Time inside the VR cage had been speeded up. The lifespan of a pet was rarely more than twenty-eight days. The far-sighted leader of the fire prevention team had designed the computer pets as a learning toy. When I eventually spoke to this lady, she said, “Belle Rivers recognises that the children need love. She is less ready to recognise that children also need to give love, to own love-objects, something other than human, to help in developing their own personalities. Kids with tammies will grow up into caring adults—and have fun meanwhile.”
It was far-sighted, but not far-sighted enough. Every kid wanted a tammy. The domes were maddened by the moans, howls and chirps of a wide range of the VR pets. Concerts and plays were ruined by the incessant demands of the toys in the audience. Eventually, tammies had to be banned from such occasions, although this meant that children excluded themselves, lest their charges perished … I hated imposing bans, but the government of behaviour was an inescapable part of civilised society.
Tammies next became banned at mealtimes, so that children might associate properly with adults. Adminex had in mind here a passage from Thomas More’s Utopia, in which he says, “During meals, the elders engage in decent conversation with the young, omitting topics sad and unpleasant. They do not monopolise the conversation for they freely hear what the young have to say. The young are encouraged to talk in order to give proof of the talents which show themselves more easily during meals.”
This was not always successful. The elders sometimes grew tired of childish prattle. The atmosphere was always soothed by music—not Beza’s music, but something much more anaemic, suited to our austere diet.
20
I managed to drag myself away from the raptures of Mary Fangold and her delicious physiotherapy. Although I was back in the busy world, finding a juster society slowly developing, act by act, I wished to give Mary a present.
Seeking out Sharon Singh, I asked to see her collection of rock crystal pieces. She displayed them for me, meanwhile gazing up at my face from under her dark fringe of hair. Among the many shapes, I chose one that, in its finely detailed folds, closely resembled a vagina.

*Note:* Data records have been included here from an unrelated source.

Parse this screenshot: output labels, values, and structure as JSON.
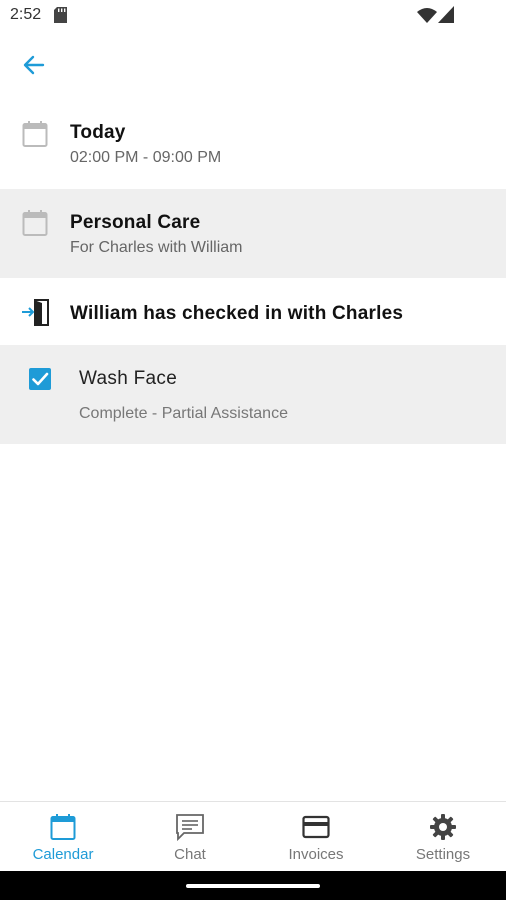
{
  "status_bar": {
    "time": "2:52"
  },
  "header": {
    "back_icon": "arrow-left-icon"
  },
  "schedule": {
    "icon": "calendar-icon",
    "title": "Today",
    "time_range": "02:00 PM - 09:00 PM"
  },
  "visit": {
    "icon": "calendar-icon",
    "title": "Personal Care",
    "subtitle": "For Charles with William"
  },
  "checkin": {
    "icon": "door-enter-icon",
    "text": "William has checked in with Charles"
  },
  "task": {
    "checked": true,
    "title": "Wash Face",
    "status": "Complete - Partial Assistance"
  },
  "bottom_nav": {
    "items": [
      {
        "label": "Calendar",
        "icon": "calendar-icon",
        "active": true
      },
      {
        "label": "Chat",
        "icon": "chat-icon",
        "active": false
      },
      {
        "label": "Invoices",
        "icon": "credit-card-icon",
        "active": false
      },
      {
        "label": "Settings",
        "icon": "gear-icon",
        "active": false
      }
    ]
  },
  "colors": {
    "accent": "#1e9bd7",
    "shaded_row": "#efefef"
  }
}
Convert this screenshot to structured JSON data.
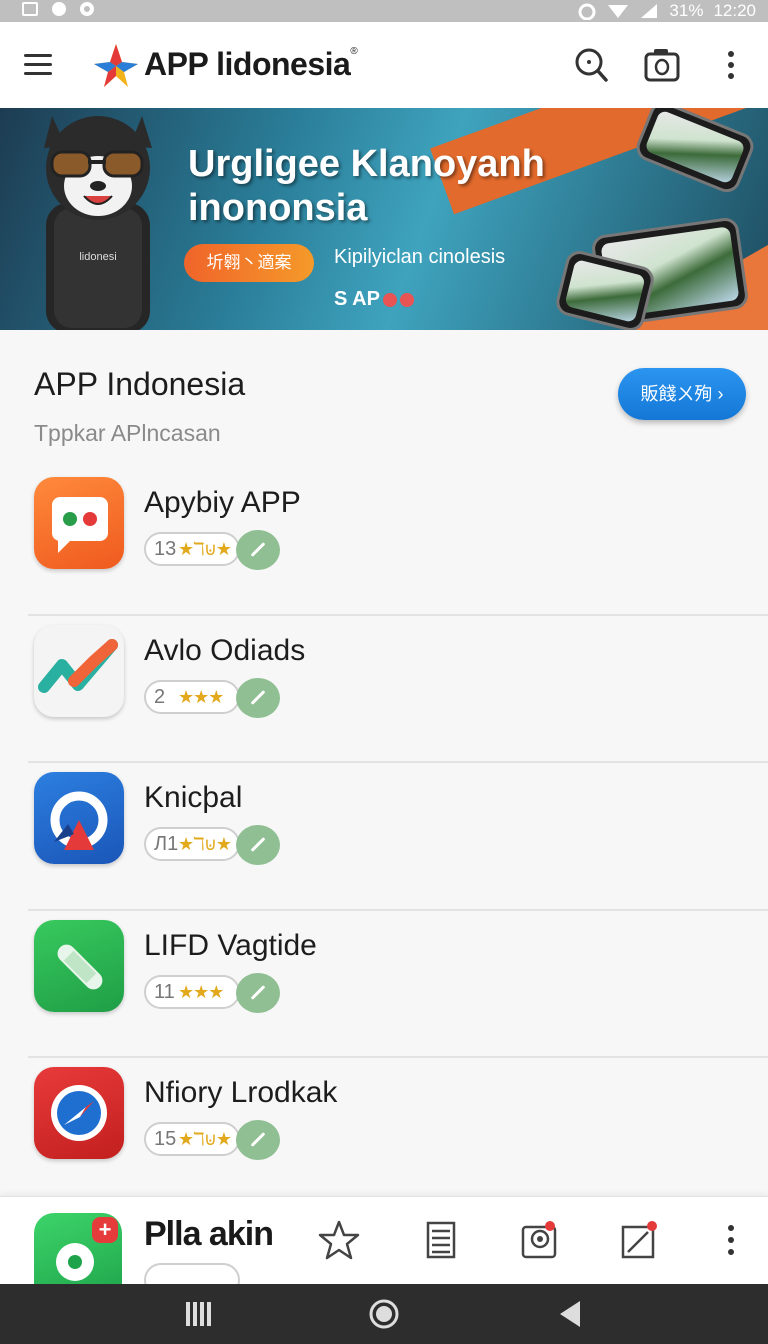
{
  "status_bar": {
    "battery": "31%",
    "time": "12:20"
  },
  "app_bar": {
    "title": "APP lidonesia",
    "title_mark": "®",
    "icons": [
      "menu-icon",
      "search-icon",
      "camera-icon",
      "more-vert-icon"
    ]
  },
  "banner": {
    "headline_line1": "Urgligee Klanoyanh",
    "headline_line2": "inononsia",
    "pill_label": "圻翱丶適案",
    "tagline": "Kipilyiclan cinolesis",
    "brand": "S AP",
    "mascot_label": "lidonesi"
  },
  "section": {
    "title": "APP Indonesia",
    "subtitle": "Tppkar APlncasan",
    "more_button": "販餞ㄨ殉 ›"
  },
  "apps": [
    {
      "name": "Apybiy APP",
      "rating_count": "13",
      "stars": "★ℸ⊍★",
      "icon": "chat-icon"
    },
    {
      "name": "Avlo Odiads",
      "rating_count": "2",
      "stars": "★★★",
      "icon": "trend-chart-icon"
    },
    {
      "name": "Knicþal",
      "rating_count": "Л1",
      "stars": "★ℸ⊍★",
      "icon": "gauge-icon"
    },
    {
      "name": "LIFD Vagtide",
      "rating_count": "11",
      "stars": "★★★",
      "icon": "bandage-icon"
    },
    {
      "name": "Nfiory Lrodkak",
      "rating_count": "15",
      "stars": "★ℸ⊍★",
      "icon": "compass-icon"
    }
  ],
  "bottom_bar": {
    "title": "Plla akin",
    "icons": [
      "star-icon",
      "library-icon",
      "profile-icon",
      "edit-icon",
      "more-vert-icon"
    ]
  },
  "colors": {
    "accent_blue": "#1a82e0",
    "banner_orange": "#e26a2c",
    "download_green": "#8fbf92"
  }
}
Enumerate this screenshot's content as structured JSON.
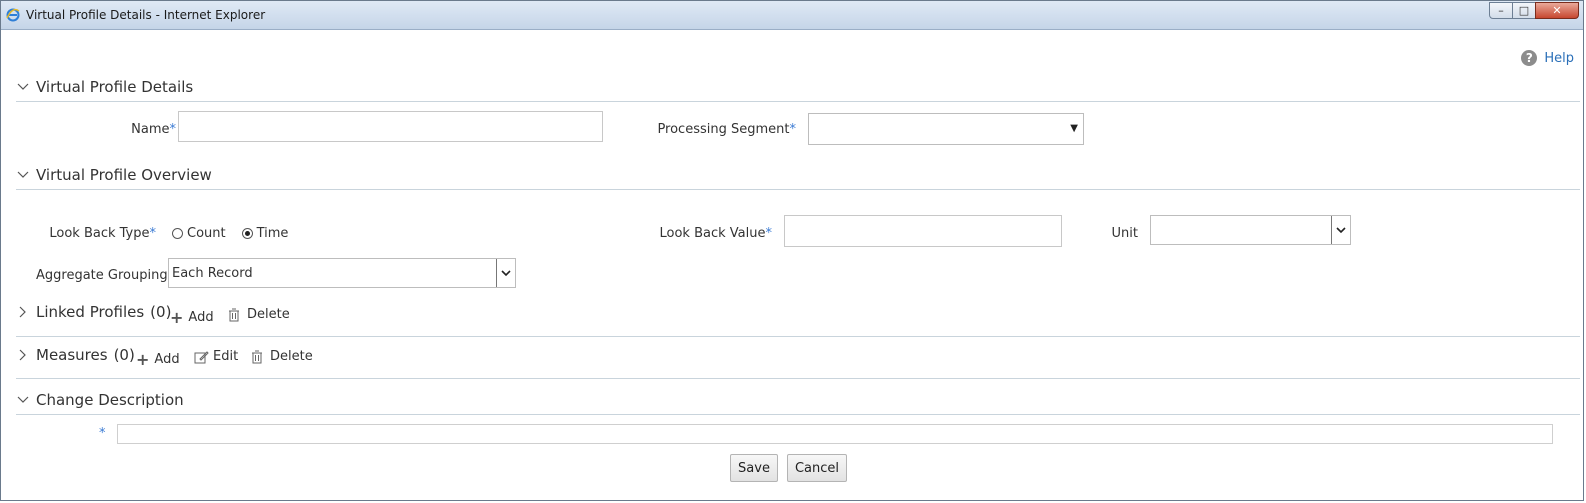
{
  "window": {
    "title": "Virtual Profile Details - Internet Explorer"
  },
  "help": {
    "label": "Help"
  },
  "sections": {
    "details": {
      "title": "Virtual Profile Details"
    },
    "overview": {
      "title": "Virtual Profile Overview"
    },
    "linked": {
      "title": "Linked Profiles",
      "count": "(0)"
    },
    "measures": {
      "title": "Measures",
      "count": "(0)"
    },
    "change": {
      "title": "Change Description"
    }
  },
  "fields": {
    "name": {
      "label": "Name",
      "value": ""
    },
    "processing_segment": {
      "label": "Processing Segment",
      "value": ""
    },
    "look_back_type": {
      "label": "Look Back Type",
      "options": [
        "Count",
        "Time"
      ],
      "selected": "Time"
    },
    "look_back_value": {
      "label": "Look Back Value",
      "value": ""
    },
    "unit": {
      "label": "Unit",
      "value": ""
    },
    "aggregate_grouping": {
      "label": "Aggregate Grouping",
      "value": "Each Record"
    },
    "change_description": {
      "value": ""
    }
  },
  "required_marker": "*",
  "toolbar": {
    "add": "Add",
    "edit": "Edit",
    "delete": "Delete"
  },
  "buttons": {
    "save": "Save",
    "cancel": "Cancel"
  },
  "colors": {
    "accent": "#3b7bd4",
    "link": "#2a6fb8",
    "close": "#c7472f"
  }
}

Giving it to me, Sharon said, “Isn’t it curious that the cold pressures of Mars should create such a hot little thing?”
She gave a tinkling laugh.
Olympus—now more frequently referred to as Chimborazo; Kathi Skadmorr had won that argument—had taken hold of people’s imaginations. Discussion groups met regularly to chew over the riddle. It was a subject for argument in public and across the Ambient.
Most Ambient users found it hard to accept that Chimborazo could be conscious. They were daunted by the thought of that great solitary intellect sitting permanently upon a planet that had become hostile to life. What was it waiting for? was a frequently asked question.
Certainly not a bombardment by CFC gas, was one answer.
The parallel between Chimborazo’s shelter for collaborating species and our own situation in the domes was quickly seized on. Fondness replaced fear as a response to its existence.
Dreiser’s remark about a stack of thoughts 23 kilometres high kept returning to me. Also there was the speculation about what one might encounter if one prized up the protective shell and looked—went? was drawn?—inside.
I believe that Hawkwood’s interview was a great persuasive force in the establishment of our Utopian constitution.
One interesting theory I heard discussed on my return to society was that Chimborazo’s power of consciousness was far greater than we had suspected. Its attention had become directed across the gulfs of matrix to where it sensed other minor flames of consciousness. It had kept the minds of terrestrials busied with ambitions to visit Mars in order to lure them to provide it with company.